ーーー自分は、そういった道から降りざるを得なかったからーーー
サッカーの世界からアキラは降りたことをシニカルに語ろうとしたのを止めると。
「壬生、怪我が治ってからでいいーーー私に、怨敵エリカを倒すためにも、私と剣で打ち合ってくれ!!私という剣士じゃ大久保さんみたいな全国区には届かないかもしれないが、それでもーーー何かを掴みたいんだ……石田君が一科生と戦い、お前と戦うことで成長していけたように……」
渡辺委員長に起こったのは、どんな心境の変化だったのかは分からない。怨敵が何故エリカなのかも分からないが、まぁ少しだけの変化が齎されたことで良しとしておくのだった。
「疲れた顔しているワネ」
「そりゃ、あれだけ切った張ったの乱痴気騒ぎじゃな」
何で俺みたいなルーキーが、あんな事態に立ち向かったのか意味不明だ。こちらの顔を覗き込んでくるアンジェリーナの笑顔に返しながら、この後の
いるのは銃器を持った一般人と少しばかり特異な魔法を持った人と弱い能力を持った連中ばかりだ。
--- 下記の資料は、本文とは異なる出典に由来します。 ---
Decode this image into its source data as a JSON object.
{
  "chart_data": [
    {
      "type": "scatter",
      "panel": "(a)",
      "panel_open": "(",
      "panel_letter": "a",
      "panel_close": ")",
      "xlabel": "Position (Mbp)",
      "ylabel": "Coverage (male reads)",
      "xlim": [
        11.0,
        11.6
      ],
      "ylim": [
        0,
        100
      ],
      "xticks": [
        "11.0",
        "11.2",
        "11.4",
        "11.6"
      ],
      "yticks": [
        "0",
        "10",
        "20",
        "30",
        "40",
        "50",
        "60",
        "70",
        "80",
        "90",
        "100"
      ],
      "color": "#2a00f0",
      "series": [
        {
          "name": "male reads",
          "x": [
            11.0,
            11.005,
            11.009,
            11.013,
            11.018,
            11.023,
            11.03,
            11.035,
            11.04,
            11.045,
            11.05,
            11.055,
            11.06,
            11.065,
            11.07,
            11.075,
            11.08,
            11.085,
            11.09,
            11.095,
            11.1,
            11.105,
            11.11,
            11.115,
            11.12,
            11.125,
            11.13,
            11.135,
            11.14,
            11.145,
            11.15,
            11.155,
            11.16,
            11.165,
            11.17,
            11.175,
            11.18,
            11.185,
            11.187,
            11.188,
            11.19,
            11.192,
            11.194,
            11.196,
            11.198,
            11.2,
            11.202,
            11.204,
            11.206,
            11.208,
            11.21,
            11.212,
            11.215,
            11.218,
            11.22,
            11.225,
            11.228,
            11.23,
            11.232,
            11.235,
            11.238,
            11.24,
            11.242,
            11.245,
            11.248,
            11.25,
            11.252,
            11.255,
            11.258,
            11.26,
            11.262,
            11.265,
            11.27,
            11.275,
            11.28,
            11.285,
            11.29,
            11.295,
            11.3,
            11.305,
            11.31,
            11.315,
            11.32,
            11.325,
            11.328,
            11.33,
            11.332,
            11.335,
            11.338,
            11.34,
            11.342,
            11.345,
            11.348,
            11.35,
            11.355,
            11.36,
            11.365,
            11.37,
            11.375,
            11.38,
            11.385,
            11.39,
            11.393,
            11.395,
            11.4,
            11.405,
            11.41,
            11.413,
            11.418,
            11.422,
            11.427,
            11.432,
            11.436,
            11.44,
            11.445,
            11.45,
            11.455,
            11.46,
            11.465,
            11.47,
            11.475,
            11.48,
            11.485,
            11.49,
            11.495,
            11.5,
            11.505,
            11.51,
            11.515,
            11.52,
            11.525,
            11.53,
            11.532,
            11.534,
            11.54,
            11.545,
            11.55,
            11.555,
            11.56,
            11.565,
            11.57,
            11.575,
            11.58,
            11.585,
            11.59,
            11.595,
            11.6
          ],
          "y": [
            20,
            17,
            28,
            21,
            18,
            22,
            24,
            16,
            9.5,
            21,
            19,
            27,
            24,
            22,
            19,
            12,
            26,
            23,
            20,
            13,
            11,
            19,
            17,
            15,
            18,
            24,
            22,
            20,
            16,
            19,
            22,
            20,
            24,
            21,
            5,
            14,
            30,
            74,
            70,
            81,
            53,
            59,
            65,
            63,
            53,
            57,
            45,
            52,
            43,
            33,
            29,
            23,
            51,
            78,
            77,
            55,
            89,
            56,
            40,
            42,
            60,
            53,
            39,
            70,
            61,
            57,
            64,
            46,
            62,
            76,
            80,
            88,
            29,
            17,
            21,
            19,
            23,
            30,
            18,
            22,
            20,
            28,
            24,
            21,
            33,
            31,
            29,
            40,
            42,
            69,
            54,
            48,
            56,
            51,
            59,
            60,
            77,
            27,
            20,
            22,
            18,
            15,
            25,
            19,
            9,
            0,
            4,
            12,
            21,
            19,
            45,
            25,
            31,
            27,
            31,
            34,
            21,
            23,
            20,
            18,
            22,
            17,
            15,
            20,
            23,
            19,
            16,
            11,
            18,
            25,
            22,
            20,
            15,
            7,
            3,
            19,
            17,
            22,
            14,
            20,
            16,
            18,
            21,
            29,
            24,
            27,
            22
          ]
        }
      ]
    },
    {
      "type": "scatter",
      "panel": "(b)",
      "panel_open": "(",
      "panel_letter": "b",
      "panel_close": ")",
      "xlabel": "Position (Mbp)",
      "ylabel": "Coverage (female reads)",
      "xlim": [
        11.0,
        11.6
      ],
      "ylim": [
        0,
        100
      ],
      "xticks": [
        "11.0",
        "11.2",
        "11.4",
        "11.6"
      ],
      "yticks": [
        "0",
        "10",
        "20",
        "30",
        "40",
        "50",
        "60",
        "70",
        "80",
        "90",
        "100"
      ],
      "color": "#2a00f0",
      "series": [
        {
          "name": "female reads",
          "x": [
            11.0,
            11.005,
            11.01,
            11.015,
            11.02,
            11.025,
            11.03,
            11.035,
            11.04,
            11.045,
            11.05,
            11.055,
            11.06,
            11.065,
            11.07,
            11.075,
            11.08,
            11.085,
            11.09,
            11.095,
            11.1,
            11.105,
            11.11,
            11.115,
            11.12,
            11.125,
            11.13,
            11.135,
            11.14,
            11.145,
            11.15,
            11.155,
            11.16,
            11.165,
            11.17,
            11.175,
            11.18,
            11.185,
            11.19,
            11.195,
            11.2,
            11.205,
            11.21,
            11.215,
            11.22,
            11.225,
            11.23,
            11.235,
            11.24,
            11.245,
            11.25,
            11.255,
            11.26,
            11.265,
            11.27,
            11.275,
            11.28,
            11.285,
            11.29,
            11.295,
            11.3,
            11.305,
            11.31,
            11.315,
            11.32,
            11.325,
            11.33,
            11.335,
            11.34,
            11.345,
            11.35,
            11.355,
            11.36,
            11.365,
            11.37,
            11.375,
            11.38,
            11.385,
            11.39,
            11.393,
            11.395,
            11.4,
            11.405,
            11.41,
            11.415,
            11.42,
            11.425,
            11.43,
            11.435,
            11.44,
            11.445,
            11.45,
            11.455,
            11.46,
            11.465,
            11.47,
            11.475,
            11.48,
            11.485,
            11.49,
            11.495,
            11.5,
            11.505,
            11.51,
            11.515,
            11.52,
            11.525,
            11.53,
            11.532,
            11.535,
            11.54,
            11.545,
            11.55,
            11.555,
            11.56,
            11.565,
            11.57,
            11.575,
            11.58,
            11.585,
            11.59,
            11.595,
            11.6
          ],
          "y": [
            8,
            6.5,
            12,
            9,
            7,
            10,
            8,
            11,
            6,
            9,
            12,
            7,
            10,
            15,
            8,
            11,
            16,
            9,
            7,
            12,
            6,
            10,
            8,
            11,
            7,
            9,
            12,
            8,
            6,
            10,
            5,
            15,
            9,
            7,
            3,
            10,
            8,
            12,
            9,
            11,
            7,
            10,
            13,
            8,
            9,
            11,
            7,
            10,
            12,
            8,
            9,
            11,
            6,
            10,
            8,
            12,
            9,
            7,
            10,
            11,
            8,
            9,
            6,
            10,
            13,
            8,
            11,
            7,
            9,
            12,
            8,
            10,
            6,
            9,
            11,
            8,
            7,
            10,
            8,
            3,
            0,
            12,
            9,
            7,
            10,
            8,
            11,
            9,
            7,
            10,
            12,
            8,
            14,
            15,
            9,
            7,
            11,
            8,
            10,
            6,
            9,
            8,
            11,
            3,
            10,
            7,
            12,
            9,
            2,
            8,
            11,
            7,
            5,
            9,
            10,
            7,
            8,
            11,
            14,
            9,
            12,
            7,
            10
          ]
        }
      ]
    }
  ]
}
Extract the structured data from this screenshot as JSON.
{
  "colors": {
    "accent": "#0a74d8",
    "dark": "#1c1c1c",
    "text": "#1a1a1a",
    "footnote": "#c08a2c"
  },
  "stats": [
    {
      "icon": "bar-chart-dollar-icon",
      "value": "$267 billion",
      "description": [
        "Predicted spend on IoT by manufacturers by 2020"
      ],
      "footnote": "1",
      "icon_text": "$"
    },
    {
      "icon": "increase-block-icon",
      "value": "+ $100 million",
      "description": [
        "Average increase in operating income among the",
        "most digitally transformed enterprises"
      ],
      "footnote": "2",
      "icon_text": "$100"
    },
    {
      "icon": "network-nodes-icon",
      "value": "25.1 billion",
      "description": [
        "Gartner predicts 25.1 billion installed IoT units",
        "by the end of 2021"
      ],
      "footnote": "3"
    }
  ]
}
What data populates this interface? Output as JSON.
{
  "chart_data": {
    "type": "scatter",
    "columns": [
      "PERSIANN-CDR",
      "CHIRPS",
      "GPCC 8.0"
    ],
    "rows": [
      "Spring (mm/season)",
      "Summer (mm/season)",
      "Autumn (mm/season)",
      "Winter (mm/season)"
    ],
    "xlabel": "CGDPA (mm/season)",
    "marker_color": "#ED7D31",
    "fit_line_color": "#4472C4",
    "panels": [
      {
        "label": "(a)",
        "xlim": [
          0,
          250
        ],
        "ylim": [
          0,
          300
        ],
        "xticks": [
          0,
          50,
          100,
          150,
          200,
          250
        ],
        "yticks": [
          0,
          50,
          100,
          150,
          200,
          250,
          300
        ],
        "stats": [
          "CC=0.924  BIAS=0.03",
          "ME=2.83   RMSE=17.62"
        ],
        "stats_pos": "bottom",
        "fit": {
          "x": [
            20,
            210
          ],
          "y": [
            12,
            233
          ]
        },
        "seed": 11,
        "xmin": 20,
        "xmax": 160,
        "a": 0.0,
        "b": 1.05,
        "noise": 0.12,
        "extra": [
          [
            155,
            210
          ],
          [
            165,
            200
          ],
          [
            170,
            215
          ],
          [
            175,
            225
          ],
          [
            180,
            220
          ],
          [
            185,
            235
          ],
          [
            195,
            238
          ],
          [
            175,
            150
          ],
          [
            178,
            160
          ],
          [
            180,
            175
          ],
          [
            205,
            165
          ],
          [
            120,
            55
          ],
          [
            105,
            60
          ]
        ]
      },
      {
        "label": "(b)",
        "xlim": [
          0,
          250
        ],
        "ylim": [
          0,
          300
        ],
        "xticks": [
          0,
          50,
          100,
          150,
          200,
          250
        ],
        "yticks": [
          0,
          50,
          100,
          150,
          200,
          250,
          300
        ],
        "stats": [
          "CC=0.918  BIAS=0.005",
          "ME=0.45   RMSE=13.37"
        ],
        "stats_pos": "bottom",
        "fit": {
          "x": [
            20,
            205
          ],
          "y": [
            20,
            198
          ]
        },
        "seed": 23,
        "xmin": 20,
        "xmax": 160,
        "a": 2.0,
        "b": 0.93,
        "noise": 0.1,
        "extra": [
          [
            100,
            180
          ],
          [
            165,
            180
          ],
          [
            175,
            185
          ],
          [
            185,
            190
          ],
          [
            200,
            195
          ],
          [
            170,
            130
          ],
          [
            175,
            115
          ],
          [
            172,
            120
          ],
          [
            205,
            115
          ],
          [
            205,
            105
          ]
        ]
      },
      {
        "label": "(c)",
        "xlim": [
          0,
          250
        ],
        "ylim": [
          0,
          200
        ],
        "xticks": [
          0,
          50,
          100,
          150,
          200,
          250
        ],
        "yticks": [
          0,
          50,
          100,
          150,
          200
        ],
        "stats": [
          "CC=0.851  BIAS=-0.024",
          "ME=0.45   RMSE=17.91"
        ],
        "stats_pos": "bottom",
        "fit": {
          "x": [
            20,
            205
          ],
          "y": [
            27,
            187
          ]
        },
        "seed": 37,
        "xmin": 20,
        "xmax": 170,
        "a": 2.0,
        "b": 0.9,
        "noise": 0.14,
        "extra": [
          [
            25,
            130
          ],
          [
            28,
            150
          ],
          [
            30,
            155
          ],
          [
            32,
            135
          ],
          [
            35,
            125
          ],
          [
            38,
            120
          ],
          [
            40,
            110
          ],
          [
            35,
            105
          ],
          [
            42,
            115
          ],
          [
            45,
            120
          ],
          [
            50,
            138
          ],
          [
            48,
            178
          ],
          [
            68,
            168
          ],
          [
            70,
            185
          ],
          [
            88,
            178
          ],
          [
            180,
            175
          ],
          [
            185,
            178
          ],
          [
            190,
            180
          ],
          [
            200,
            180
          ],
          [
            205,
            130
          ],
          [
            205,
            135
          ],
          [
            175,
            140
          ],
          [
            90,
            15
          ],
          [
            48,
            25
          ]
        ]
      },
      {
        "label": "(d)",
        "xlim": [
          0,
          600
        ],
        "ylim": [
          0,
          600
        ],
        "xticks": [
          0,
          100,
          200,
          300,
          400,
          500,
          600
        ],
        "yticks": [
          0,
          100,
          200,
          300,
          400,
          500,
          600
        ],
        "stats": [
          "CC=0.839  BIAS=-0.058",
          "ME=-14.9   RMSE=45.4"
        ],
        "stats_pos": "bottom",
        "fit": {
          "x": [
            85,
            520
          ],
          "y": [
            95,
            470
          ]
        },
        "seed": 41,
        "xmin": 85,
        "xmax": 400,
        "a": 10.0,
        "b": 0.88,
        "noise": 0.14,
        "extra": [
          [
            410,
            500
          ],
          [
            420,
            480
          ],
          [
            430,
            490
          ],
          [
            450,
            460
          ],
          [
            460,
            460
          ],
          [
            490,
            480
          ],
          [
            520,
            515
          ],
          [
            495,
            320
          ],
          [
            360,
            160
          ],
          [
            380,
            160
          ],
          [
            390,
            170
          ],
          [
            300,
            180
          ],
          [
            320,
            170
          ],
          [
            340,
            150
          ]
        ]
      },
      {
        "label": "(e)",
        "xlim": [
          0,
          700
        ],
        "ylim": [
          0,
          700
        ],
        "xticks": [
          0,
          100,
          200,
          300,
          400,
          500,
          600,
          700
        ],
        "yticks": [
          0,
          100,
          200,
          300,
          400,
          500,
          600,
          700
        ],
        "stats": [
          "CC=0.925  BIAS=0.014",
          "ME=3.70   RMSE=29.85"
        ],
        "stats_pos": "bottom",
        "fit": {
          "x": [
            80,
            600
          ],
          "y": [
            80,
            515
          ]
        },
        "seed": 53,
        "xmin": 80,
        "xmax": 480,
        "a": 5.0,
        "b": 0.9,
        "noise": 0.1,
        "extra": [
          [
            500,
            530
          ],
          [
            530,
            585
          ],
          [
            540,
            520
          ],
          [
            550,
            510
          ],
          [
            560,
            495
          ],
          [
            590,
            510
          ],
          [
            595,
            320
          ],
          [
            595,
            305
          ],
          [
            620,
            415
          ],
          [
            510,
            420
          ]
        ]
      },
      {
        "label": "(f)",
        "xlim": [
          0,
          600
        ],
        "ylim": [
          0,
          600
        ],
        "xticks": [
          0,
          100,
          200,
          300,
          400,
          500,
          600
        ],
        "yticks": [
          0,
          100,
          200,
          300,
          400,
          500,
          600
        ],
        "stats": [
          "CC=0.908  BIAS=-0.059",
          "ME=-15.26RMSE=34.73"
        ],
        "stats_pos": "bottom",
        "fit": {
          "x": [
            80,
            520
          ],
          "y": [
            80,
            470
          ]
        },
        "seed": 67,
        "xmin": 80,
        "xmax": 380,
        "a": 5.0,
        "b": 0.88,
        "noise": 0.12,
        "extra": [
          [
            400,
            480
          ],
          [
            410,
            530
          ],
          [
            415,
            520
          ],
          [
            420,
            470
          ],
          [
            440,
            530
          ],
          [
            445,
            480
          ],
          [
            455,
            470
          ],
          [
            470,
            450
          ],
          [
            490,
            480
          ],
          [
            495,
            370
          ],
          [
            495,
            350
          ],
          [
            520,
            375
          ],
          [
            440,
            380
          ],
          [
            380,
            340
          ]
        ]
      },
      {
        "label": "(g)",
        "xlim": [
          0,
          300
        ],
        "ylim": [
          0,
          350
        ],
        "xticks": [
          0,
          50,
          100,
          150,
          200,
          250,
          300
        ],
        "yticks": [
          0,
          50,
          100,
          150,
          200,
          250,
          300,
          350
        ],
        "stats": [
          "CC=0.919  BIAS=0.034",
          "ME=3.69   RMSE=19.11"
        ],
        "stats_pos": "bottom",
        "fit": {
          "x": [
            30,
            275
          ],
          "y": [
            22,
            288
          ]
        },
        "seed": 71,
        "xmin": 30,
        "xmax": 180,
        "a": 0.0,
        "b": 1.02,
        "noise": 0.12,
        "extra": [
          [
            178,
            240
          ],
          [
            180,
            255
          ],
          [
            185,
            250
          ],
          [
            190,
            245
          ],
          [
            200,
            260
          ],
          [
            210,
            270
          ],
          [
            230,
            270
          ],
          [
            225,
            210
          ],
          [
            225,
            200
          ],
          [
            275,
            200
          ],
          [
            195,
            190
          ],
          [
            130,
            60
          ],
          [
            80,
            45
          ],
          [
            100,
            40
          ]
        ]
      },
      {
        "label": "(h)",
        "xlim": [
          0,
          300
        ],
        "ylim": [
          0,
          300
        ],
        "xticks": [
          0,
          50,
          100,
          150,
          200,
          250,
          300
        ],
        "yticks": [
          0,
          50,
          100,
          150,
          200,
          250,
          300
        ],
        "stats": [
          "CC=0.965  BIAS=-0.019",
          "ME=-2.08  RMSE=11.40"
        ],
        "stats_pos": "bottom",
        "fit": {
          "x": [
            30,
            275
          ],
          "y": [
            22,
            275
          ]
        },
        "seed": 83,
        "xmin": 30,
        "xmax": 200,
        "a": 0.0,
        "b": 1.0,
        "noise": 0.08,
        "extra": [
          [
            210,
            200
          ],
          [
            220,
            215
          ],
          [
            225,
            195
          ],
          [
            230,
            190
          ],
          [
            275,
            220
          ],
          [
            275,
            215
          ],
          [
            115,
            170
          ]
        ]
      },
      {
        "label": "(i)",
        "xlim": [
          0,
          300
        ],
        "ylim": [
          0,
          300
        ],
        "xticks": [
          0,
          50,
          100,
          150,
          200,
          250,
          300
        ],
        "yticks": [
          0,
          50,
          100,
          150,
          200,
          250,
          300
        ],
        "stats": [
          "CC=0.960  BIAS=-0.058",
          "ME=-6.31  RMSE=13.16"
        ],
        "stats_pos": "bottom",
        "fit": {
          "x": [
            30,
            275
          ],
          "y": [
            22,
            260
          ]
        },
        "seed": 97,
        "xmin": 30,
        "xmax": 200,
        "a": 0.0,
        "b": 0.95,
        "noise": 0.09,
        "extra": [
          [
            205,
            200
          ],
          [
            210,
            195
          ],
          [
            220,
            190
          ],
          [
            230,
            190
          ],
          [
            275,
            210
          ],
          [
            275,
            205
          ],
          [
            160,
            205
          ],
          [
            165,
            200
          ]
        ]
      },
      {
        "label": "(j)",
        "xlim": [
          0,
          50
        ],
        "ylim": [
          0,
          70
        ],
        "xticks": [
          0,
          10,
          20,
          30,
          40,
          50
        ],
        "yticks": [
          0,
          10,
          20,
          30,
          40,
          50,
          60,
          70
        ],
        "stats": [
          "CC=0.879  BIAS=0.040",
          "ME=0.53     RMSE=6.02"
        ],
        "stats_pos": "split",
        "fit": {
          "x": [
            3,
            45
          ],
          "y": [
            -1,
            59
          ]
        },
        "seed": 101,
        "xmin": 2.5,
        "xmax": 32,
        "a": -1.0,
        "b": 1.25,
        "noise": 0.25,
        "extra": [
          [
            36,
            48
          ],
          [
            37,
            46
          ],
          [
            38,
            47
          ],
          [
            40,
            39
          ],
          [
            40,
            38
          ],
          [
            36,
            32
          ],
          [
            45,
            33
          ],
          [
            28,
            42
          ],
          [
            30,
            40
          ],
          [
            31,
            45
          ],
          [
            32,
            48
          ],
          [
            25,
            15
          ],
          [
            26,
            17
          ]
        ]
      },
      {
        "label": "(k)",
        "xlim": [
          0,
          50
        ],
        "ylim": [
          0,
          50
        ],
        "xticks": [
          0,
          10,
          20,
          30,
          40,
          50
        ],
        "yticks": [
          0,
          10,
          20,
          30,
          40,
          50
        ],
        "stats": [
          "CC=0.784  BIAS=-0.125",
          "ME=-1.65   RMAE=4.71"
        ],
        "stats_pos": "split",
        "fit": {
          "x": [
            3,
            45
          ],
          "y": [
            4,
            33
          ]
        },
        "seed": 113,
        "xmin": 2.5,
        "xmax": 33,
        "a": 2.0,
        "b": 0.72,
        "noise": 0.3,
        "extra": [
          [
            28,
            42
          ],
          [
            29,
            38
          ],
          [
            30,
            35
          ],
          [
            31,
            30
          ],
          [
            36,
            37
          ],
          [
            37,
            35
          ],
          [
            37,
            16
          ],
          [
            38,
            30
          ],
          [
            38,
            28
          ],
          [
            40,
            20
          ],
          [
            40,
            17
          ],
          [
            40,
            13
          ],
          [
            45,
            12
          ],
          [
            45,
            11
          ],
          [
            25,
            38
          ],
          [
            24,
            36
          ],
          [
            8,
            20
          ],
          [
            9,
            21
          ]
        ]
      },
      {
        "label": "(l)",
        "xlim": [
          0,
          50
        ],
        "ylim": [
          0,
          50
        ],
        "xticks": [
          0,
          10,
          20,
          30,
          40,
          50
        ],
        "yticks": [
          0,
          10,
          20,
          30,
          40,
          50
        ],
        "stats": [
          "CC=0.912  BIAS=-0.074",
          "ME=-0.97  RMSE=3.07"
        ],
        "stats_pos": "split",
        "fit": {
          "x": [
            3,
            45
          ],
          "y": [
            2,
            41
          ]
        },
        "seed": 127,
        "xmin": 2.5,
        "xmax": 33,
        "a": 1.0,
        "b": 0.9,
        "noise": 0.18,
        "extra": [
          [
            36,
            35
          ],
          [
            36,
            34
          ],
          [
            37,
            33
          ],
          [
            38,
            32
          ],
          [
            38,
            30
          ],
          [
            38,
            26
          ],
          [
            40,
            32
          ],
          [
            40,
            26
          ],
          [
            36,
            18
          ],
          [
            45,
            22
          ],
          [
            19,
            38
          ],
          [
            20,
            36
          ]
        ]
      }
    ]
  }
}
(タツヤデモートが誰かを殺そうと思って、そして殺しに行ったなら、まぁ無事にやりとげるだろうさ。気持ちのいい話ではないが、俺に止められることでもないしな)
疲れたので、もう後は野となれ山となれという気持ちで、クロエ・ルメールボイスの養護教諭を保健室に入れた後にーーーー。
「か、会頭!!会長も委員長も!!もう全員いるからいいんだけどーーー」
部屋に飛び込んできたのは服部副会長だ。困惑が形を作ったような顔をしている。
「その、船が、いや船ではないはずなんですが、とにかく空からやってきてーーー」
泡を食った様子で言葉もまとまっていなかった。
どうにもこの人が、ここまで動転していると何だか変な気分になる。
まぁキャラが違いすぎるような気がするのだが。
「と、とにかく空を見てご確認ください!!お願いします!!!」
色んな意味で魔法師らしい魔法師というイメージが定着している(残念系)美男子が、すっかり動転したその様はそこそこ見物ではあったのだが。 どうもそういった状況ではなさそうだと察して、アンジェリーナと顔を見合わせた。